URA expands EFRIS to 12 new sectors, warning of penalties for businesses that fail to comply with the new digital tax system.
URA expands EFRIS to 12 new sectors, warning of penalties for businesses that fail to comply with the new digital tax system.

Overview:

Uganda's tax authority is expanding its digital invoicing system, EFRIS, to 12 new business sectors starting July 1, 2025, to boost compliance and revenue.

KAMPALA, Uganda — Uganda’s tax authority is expanding its digital invoicing system to 12 new economic sectors, requiring a wider range of businesses to issue real-time electronic receipts and invoices.

The Uganda Revenue Authority (URA) announced that effective July 1, 2025, companies in industries from manufacturing and construction to transportation and real estate must adopt its Electronic Fiscal Receipting and Invoicing Solution (EFRIS). The directive, issued by Commissioner General John R. Musinguzi, is meant to boost tax compliance and reduce revenue loss.

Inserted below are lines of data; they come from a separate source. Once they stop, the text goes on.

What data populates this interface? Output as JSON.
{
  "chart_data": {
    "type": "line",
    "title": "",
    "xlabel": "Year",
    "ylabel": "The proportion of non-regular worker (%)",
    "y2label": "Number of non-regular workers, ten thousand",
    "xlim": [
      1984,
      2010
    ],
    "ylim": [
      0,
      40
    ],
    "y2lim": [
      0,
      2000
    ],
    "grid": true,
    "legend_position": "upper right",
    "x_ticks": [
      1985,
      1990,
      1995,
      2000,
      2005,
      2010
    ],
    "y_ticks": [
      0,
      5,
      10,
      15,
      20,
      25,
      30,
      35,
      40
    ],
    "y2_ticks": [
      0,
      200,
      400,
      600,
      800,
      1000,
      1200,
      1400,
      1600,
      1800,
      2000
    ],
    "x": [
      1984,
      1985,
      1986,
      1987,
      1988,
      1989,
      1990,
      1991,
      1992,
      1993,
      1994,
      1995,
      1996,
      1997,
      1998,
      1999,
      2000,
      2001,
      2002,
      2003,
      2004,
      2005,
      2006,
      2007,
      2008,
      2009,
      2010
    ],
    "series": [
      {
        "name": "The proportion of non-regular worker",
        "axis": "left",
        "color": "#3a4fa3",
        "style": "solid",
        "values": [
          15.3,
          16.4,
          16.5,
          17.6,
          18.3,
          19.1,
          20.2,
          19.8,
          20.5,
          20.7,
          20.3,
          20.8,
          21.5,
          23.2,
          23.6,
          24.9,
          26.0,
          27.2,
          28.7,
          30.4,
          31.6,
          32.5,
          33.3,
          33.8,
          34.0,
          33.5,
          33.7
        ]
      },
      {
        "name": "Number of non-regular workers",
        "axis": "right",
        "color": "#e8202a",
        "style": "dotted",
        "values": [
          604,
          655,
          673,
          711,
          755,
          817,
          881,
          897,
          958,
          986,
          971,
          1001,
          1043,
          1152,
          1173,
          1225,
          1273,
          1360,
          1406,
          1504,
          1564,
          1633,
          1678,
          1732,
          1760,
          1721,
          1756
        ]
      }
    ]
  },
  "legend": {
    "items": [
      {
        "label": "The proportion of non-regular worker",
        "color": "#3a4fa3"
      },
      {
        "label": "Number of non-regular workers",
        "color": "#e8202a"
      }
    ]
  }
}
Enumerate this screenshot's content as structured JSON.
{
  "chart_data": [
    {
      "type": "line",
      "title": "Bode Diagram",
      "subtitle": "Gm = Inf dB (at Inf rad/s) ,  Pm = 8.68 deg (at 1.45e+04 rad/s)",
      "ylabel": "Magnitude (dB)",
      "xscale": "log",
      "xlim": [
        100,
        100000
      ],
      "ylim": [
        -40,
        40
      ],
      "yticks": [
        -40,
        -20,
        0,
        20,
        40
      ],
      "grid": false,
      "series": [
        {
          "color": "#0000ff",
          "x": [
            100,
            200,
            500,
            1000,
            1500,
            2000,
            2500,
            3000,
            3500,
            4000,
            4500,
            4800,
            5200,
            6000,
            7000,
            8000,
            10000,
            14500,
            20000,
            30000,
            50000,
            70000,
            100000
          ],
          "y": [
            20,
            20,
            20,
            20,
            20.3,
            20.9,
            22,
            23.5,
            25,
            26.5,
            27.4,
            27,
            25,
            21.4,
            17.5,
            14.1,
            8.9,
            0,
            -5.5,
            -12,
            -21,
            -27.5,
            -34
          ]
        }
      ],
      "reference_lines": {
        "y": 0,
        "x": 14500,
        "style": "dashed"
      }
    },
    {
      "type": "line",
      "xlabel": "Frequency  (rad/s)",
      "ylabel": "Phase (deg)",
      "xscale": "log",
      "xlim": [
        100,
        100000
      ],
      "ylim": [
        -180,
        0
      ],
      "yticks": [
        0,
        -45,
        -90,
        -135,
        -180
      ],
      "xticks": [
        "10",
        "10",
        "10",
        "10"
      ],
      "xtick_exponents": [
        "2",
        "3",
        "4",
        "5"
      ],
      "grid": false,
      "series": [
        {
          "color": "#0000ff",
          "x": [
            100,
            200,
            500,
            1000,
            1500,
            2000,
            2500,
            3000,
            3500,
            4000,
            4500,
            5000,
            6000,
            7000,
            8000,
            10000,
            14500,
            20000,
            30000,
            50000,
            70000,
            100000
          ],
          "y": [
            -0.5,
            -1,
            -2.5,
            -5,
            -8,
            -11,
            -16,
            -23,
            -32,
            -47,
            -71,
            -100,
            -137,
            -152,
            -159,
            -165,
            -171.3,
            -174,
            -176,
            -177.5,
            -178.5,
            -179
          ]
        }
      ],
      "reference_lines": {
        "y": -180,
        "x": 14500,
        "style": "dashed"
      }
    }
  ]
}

The newly included sectors also cover:

  • Wholesale and retail of fuel
  • Mining and quarrying
  • Electricity, gas, and air conditioning supply
  • Water supply and waste management
  • Accommodation and food services
  • Information, technology and communication
  • Professional, scientific and technical activities
  • Arts, entertainment and recreation

The URA warned that businesses that fail to comply will face a penal tax equal to double the amount of tax due on the goods or services involved.

First introduced in 2021, the EFRIS system aims to combat tax evasion by electronically capturing all business transactions and sharing the data directly with the URA. While the system has been credited with improving Value Added Tax (VAT) compliance and increasing revenue collection, it has faced criticism from some traders over implementation costs and complexity.

“This measure will enhance transparency, promote fair competition, and improve service delivery to compliant taxpayers,” Musinguzi said in a notice. The latest expansion is part of the URA’s effort to target key sectors that are significant contributors to the tax base but have historically been prone to under-reporting.